🤖 AI Summary
This work addresses the high computational cost of large vision-language models caused by the excessive number of visual tokens and the limited understanding of attention mechanisms in existing pruning methods. The authors reformulate attention as an implicit linear layer constructed from outer products of token key-value pairs, revealing for the first time—through a dual perspective—that token pruning is equivalent to low-rank approximation of the implicit weight matrix. Building on this insight, they introduce a novel metric that jointly evaluates token informativeness and redundancy, and propose a Progressive Chunk-wise Maximal Marginal Relevance (PC-MMR) algorithm to efficiently select an optimal subset of tokens. Experiments demonstrate that the method significantly outperforms current pruning strategies across diverse vision-language tasks, achieving substantial gains in inference efficiency while preserving model performance, thereby validating the effectiveness and generality of the proposed framework.
📝 Abstract
Large Vision Language Models show impressive performance across image and video understanding tasks, yet their computational cost grows rapidly with the number of visual tokens. Existing token pruning methods mitigate this issue through empirical approaches while overlooking the internal mechanism of attention. In this paper, we propose a novel training free token pruning framework grounded in the dual form perspective of attention. We reformulate attention as an implicit linear layer whose weight matrix is the sum of rank 1 outer products, each generated by a single token's key value pair.
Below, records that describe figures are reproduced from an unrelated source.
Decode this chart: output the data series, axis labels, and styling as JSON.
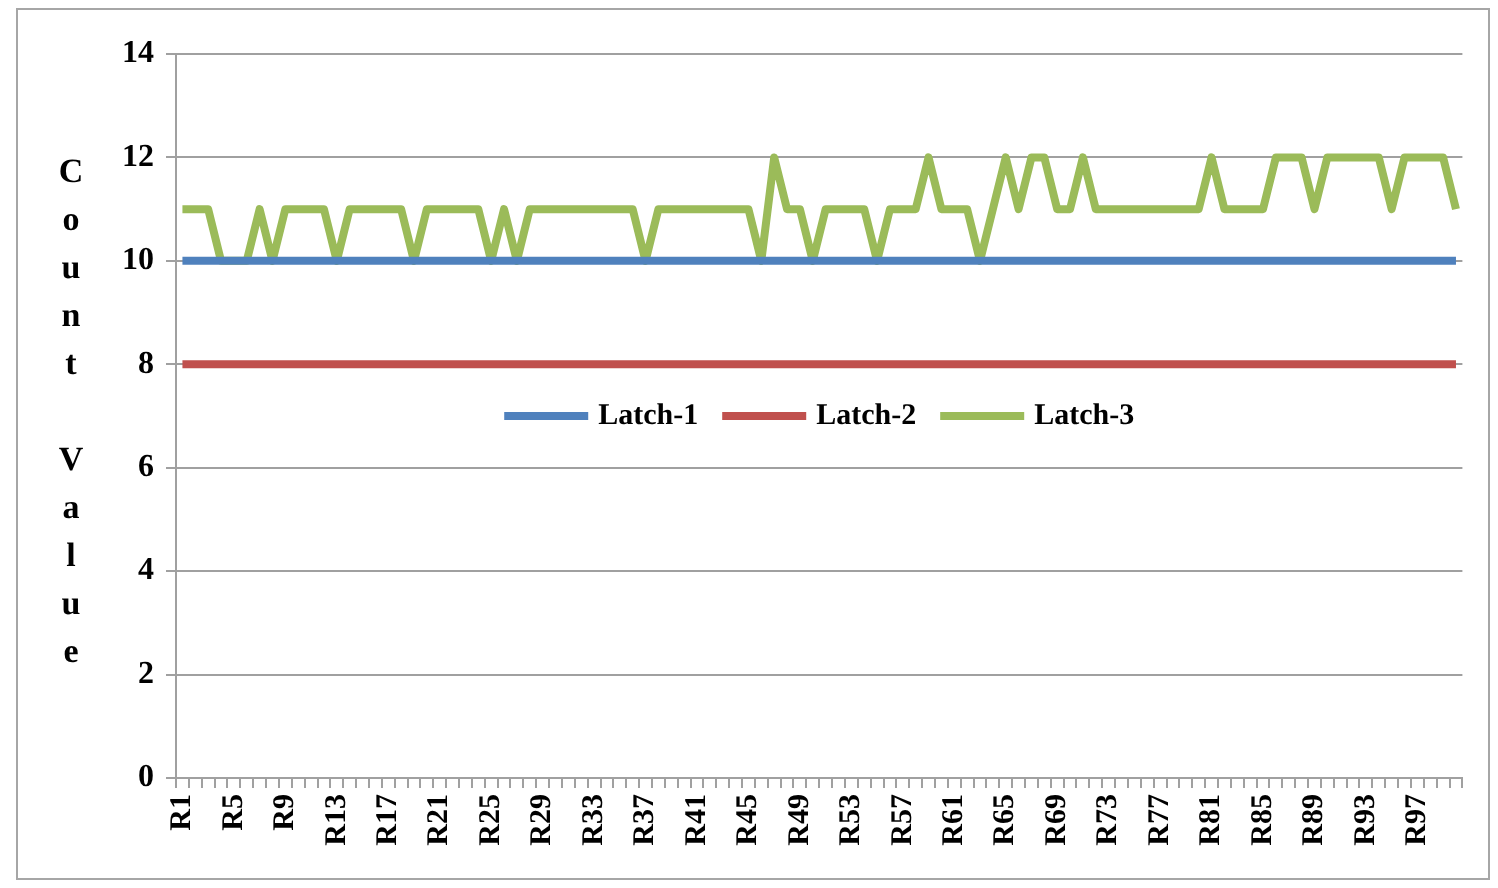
{
  "chart_data": {
    "type": "line",
    "ylabel": "Count Value",
    "categories": [
      "R1",
      null,
      null,
      null,
      "R5",
      null,
      null,
      null,
      "R9",
      null,
      null,
      null,
      "R13",
      null,
      null,
      null,
      "R17",
      null,
      null,
      null,
      "R21",
      null,
      null,
      null,
      "R25",
      null,
      null,
      null,
      "R29",
      null,
      null,
      null,
      "R33",
      null,
      null,
      null,
      "R37",
      null,
      null,
      null,
      "R41",
      null,
      null,
      null,
      "R45",
      null,
      null,
      null,
      "R49",
      null,
      null,
      null,
      "R53",
      null,
      null,
      null,
      "R57",
      null,
      null,
      null,
      "R61",
      null,
      null,
      null,
      "R65",
      null,
      null,
      null,
      "R69",
      null,
      null,
      null,
      "R73",
      null,
      null,
      null,
      "R77",
      null,
      null,
      null,
      "R81",
      null,
      null,
      null,
      "R85",
      null,
      null,
      null,
      "R89",
      null,
      null,
      null,
      "R93",
      null,
      null,
      null,
      "R97",
      null,
      null,
      null
    ],
    "series": [
      {
        "name": "Latch-1",
        "color": "#4f81bd",
        "values": [
          10,
          10,
          10,
          10,
          10,
          10,
          10,
          10,
          10,
          10,
          10,
          10,
          10,
          10,
          10,
          10,
          10,
          10,
          10,
          10,
          10,
          10,
          10,
          10,
          10,
          10,
          10,
          10,
          10,
          10,
          10,
          10,
          10,
          10,
          10,
          10,
          10,
          10,
          10,
          10,
          10,
          10,
          10,
          10,
          10,
          10,
          10,
          10,
          10,
          10,
          10,
          10,
          10,
          10,
          10,
          10,
          10,
          10,
          10,
          10,
          10,
          10,
          10,
          10,
          10,
          10,
          10,
          10,
          10,
          10,
          10,
          10,
          10,
          10,
          10,
          10,
          10,
          10,
          10,
          10,
          10,
          10,
          10,
          10,
          10,
          10,
          10,
          10,
          10,
          10,
          10,
          10,
          10,
          10,
          10,
          10,
          10,
          10,
          10,
          10
        ]
      },
      {
        "name": "Latch-2",
        "color": "#c0504d",
        "values": [
          8,
          8,
          8,
          8,
          8,
          8,
          8,
          8,
          8,
          8,
          8,
          8,
          8,
          8,
          8,
          8,
          8,
          8,
          8,
          8,
          8,
          8,
          8,
          8,
          8,
          8,
          8,
          8,
          8,
          8,
          8,
          8,
          8,
          8,
          8,
          8,
          8,
          8,
          8,
          8,
          8,
          8,
          8,
          8,
          8,
          8,
          8,
          8,
          8,
          8,
          8,
          8,
          8,
          8,
          8,
          8,
          8,
          8,
          8,
          8,
          8,
          8,
          8,
          8,
          8,
          8,
          8,
          8,
          8,
          8,
          8,
          8,
          8,
          8,
          8,
          8,
          8,
          8,
          8,
          8,
          8,
          8,
          8,
          8,
          8,
          8,
          8,
          8,
          8,
          8,
          8,
          8,
          8,
          8,
          8,
          8,
          8,
          8,
          8,
          8
        ]
      },
      {
        "name": "Latch-3",
        "color": "#9bbb59",
        "values": [
          11,
          11,
          11,
          10,
          10,
          10,
          11,
          10,
          11,
          11,
          11,
          11,
          10,
          11,
          11,
          11,
          11,
          11,
          10,
          11,
          11,
          11,
          11,
          11,
          10,
          11,
          10,
          11,
          11,
          11,
          11,
          11,
          11,
          11,
          11,
          11,
          10,
          11,
          11,
          11,
          11,
          11,
          11,
          11,
          11,
          10,
          12,
          11,
          11,
          10,
          11,
          11,
          11,
          11,
          10,
          11,
          11,
          11,
          12,
          11,
          11,
          11,
          10,
          11,
          12,
          11,
          12,
          12,
          11,
          11,
          12,
          11,
          11,
          11,
          11,
          11,
          11,
          11,
          11,
          11,
          12,
          11,
          11,
          11,
          11,
          12,
          12,
          12,
          11,
          12,
          12,
          12,
          12,
          12,
          11,
          12,
          12,
          12,
          12,
          11
        ]
      }
    ],
    "ylim": [
      0,
      14
    ],
    "yticks": [
      0,
      2,
      4,
      6,
      8,
      10,
      12,
      14
    ],
    "grid": "y",
    "legend": "center",
    "marker": "none",
    "line_style": "solid"
  }
}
Token pruning thus reduces to selecting an optimal subset of these rank 1 updates that best approximates the original dual weight matrix. Extending this perspective to standard softmax attention in LVLMs, we derive a novel metric quantifying both a token's information magnitude and information duplication. To efficiently select the subset with the proposed metric, we introduce Progressive Chunked Maximal Marginal Relevance. Extensive experiments demonstrate that our method achieves a better trade off between performance and efficiency, while providing another perspective on existing pruning approaches.